I’ve long admired the art of Alan Jones – honest, rigorously engaging and technically intriguing. There was great anticipation when Jones, as the recipient of the Paddington Art Prize’s UNSW Art & Design award, agreed to take up the opportunity to explore the exciting potential of printmaking with students in our Paddington campus. In an industry rife with posture and hubris, it is a pleasure to collaborate with someone who exudes openness while embracing the challenge of something new. Most inspiring was seeing how he deploys good old-fashioned hard work, along with more than a modicum of talent, in the realisation of his artistic intentions. 

The etchings and lithographs produced by Jones at Cicada Press are an introduction to the working routines of two mediums from a broader suite of related disciplines. Printmaking encompasses many beguiling features, none more prominent than its unique expressive range: the tactility recorded in a traditional print; the haptic manipulation of layering, scraping or cutting that together provides a record of an individual’s creative process. A painter is able to make a mark and respond to it immediately, but when a printmaker does so on a metal plate or stone it must then be processed through several crucial stages before seeing the result. This challenging change of pace encountered when embracing the arcane rituals of superseded print processes can be difficult, for the resultant print is also the mirror image of what is drawn. 

When deconstructing Jones’ painting methodology, you quickly realise it is an approach that is not conventional, for his ideas are conceptually layered and applied in a unique technically procedural way of working. Using drawing as a starting point, these prints depict locations from his childhood suburb of Cherrybrook in Sydney’s sprawling north-west. Jones has clear intentions for an image, knowing exactly what he wants. He seeks a duality by revisiting the distant memory of lived experience only to sync those experiences with a depiction of what is current. It is not a literal description, but there is enough of a resonance of the familiar to provide a scaffold so that he can do what he does best – a focussed immersion into fundamental creative concerns, so crucial in the practical business of making.
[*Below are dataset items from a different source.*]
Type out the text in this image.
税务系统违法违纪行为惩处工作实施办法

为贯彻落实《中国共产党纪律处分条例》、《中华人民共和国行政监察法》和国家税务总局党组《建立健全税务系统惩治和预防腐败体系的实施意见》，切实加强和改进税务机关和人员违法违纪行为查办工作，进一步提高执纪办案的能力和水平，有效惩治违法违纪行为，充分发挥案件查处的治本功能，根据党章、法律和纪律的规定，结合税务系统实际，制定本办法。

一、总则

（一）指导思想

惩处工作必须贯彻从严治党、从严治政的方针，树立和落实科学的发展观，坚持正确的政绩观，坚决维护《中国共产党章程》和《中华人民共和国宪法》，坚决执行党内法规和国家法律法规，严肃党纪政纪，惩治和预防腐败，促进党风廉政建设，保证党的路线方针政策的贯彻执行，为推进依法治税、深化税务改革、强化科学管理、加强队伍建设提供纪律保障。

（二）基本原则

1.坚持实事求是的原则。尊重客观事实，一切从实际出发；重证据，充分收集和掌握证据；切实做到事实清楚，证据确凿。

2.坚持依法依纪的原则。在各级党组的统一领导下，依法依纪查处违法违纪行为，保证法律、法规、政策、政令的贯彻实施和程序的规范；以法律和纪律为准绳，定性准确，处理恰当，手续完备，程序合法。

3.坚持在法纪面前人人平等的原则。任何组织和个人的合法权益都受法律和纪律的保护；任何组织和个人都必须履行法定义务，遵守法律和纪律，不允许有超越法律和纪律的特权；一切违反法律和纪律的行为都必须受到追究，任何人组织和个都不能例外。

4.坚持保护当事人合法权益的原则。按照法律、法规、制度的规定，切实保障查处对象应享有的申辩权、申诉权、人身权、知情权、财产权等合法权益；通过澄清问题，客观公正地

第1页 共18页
Like many who have preceded him, Jones has sought to engage with printmaking because it is a tangible and intimate link to the hand of an artist that spans generations, attesting to the wonders of human ingenuity found in the phenomenal engineering achievement of print technology – along with the science of how we combine pigment, oil, water and paper under pressure to package and broadly circulate innovative images and ideas. The outcomes of his labour at Cicada Press have all the qualities that normally distinguish his work, and more. There is clarity and freshness in their execution, nuance in its kinaesthetic scope and a confidence that belies someone so new to the medium. He is also a person, like those rare individuals found in the many facets of the dynamic of human endeavour, with the uncanny ability to make the profoundly difficult look easy.

Michael Kempson
Senior Lecturer and Director of Cicada Press
UNSW Art & Design

‘Etchings and Lithographs’
7-23 November 2019
Olsen Gallery, Sydney

Figure and Landscape catalogue forward by Tim Olsen

Painting by Australian artist Alan Jones.

Alan Jones

It might sound odd, but I think of Alan Jones as a kind of young  Dutch master of the Australian landscape. His work, with it’s bleached, austere palette and fixation on the raised horizon, sometimes reminds me of Vermeer. Not because the surfaces are glassy and heightened in detail, but for the quality of stillness and introspection his work inspires. His skies possess a delicacy of touch just as his brushy bushy foliage, that always seems true, whilst pushing a tough aesthetic, accurate to the shifting conditions of light.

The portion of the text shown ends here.